Ergänzende Untersuchungen in der Hausarztpraxis

Diagnostik bei Spezialist*innen

  • Bei einer eindeutig auf eine durch Insulinüberdosierung ausgelösten Hypoglykämie ist es in der Regel ausreichend, den Blutzucker zu kontrollieren.
  • Weitere Abklärung bei Hypoglykämien bei Patient*innen ohne Diabetes umfasst u. a.: 
    • 72-Stunden-Fastentest bzw. bei vorwiegend postprandialen Hypoglykämien 5-Stunden-Mahlzeitentoleranztest (Insulinom)
      • falls positiv, Lokalisationsdiagnostik mittels szintigrafischer Untersuchungen
    • parallele Messung von Plasmaglukose, Insulin, C‑Peptid, Proinsulin und Ketonen
    • Messung von Insulin-Autoantikörpern (autoimmunes Insulinsyndrom)
    • Nachweis von IFG‑2 (paraneoplastische Sekretion)
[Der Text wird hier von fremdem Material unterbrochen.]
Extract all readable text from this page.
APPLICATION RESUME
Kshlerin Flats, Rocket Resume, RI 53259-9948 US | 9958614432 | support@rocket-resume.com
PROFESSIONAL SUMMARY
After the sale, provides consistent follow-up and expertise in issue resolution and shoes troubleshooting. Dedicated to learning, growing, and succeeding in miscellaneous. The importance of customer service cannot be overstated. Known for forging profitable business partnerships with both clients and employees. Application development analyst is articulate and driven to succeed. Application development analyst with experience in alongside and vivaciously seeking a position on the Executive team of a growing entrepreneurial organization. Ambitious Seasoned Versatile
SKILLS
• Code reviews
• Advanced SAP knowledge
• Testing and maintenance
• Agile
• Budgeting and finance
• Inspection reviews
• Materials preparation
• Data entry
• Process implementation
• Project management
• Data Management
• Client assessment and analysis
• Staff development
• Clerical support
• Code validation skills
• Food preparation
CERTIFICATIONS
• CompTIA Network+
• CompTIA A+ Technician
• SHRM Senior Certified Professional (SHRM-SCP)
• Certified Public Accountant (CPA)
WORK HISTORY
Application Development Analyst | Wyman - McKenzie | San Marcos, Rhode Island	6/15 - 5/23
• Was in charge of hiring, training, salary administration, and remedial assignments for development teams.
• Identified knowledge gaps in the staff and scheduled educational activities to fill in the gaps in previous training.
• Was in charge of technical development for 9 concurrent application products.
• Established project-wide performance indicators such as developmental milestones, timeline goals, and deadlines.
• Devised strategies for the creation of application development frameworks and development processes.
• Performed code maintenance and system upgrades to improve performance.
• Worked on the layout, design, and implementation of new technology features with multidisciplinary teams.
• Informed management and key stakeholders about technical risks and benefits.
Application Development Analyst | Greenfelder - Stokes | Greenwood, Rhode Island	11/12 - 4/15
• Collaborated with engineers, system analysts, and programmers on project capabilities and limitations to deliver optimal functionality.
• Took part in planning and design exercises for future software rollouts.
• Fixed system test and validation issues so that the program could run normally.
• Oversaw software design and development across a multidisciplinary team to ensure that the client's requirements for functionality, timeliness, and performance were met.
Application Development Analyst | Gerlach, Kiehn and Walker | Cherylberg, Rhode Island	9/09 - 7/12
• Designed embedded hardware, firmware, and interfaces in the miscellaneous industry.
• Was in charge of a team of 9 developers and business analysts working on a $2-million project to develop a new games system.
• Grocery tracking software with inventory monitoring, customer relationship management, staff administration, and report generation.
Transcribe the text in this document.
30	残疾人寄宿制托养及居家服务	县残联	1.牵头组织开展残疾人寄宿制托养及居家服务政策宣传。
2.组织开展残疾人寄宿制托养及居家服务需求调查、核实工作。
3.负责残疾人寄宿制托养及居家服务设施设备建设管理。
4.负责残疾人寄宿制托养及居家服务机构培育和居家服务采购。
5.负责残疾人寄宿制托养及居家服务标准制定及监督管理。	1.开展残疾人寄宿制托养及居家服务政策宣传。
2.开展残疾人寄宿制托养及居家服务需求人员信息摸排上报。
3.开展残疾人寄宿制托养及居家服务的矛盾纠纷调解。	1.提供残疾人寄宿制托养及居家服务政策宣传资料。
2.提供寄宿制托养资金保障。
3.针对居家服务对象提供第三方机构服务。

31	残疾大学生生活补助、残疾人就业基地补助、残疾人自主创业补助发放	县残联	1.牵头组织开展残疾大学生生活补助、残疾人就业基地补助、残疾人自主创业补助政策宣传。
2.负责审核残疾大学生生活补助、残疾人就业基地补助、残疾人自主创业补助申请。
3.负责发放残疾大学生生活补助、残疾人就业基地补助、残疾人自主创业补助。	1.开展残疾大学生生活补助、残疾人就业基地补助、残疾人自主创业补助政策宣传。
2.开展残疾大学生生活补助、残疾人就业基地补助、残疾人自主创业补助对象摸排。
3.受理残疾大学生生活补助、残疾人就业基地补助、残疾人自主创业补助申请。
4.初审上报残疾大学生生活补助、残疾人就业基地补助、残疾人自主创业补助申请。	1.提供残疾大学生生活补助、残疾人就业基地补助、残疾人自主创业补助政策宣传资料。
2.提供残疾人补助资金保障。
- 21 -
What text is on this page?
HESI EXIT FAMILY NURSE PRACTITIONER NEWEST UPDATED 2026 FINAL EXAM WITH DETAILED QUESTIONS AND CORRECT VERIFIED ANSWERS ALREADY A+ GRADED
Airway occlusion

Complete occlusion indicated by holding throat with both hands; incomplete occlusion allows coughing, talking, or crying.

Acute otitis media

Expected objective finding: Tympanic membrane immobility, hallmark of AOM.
Indikationen zur Krankenhauseinweisung/Überweisung

  • Einweisung
    • fehlendes Ansprechen auf Glukosegabe
    • Einnahme von Sulfonylharnstoffen (längerfristige Überwachung nötig)
  • Überweisung an Diabetolog*in
    • bei rezidivierenden Hypoglykämien zur verbesserten Therapieeinstellung
  • Überweisung an Endokrinolog*in
    • bei differenzialdiagnostischen Unklarheiten

Therapie

Therapieziele

  • Schnelle Feststellung und Behandlung der Hypoglykämie, um das Zentralnervensystem vor irreparablen Schädigungen infolge schwerer, lang anhaltender und/oder wiederholter Hypoglykämie-Episoden zu schützen.
  • Vermeidung von Hypoglykämien ist eine der größten Herausforderungen bei der Erreichung eines möglichst normnahen Blutglukosespiegels.
    • Je niedriger der anvisierte Blutglukosebereich ist, desto häufiger treten Hypoglykämien auf!

Allgemeines zur Therapie

  • Bei einer milden Hypoglykämie (typische Symptome und geringe Blutglukosekonzentration, Selbsttherapie möglich) sollen 15–20 g Kohlenhydrate vorzugsweise in Form von Glukose zugeführt werden.
    • Diese Maßnahme soll nach 15 min wiederholt werden, wenn die Blutglukosekonzentration weiter gering (50–60 mg/dl [2,8–3,3 mmol/l]) bleibt.
  • Bei einer schweren Hypoglykämie (Selbsttherapie nicht möglich), bei der die Patient*innen bei Bewusstsein sind, sollen 30 g Kohlenhydrate oral in Form von Glukose verabreicht werden. 
    • Diese Maßnahme soll nach 15 min wiederholt werden, wenn die Blutglukosekonzentration weiter gering (50–60 mg/dl [2,8–3,3 mmol/l]) bleibt.
  • Bei einer schweren Hypoglykämie (Selbsttherapie nicht möglich), bei der die Patient*innen bewusstlos sind, sollen
    • mindestens 50 ml 40-prozentige Glukose im Bolus i. v. – oder –
    • alternativ (wenn intravenöser Zugang nicht verfügbar ist) 1 mg Glukagon i. m. oder s. c. verabreicht werden.
      • Cave: Sulfonylharnstoffinduzierte Hypoglykämien dürfen nicht mit Glukagon therapiert werden, denn Glukagon führt bei noch funktionierenden Betazellen zur Freisetzung von Insulin mit der Gefahr der Verstärkung der Unterzuckerungen!
  • Für alle Hypoglykämien gilt:
    • Nach erfolgreicher Therapie Mahlzeit oder Snack einnehmen, um wiederkehrende Hypoglykämie zu vermeiden.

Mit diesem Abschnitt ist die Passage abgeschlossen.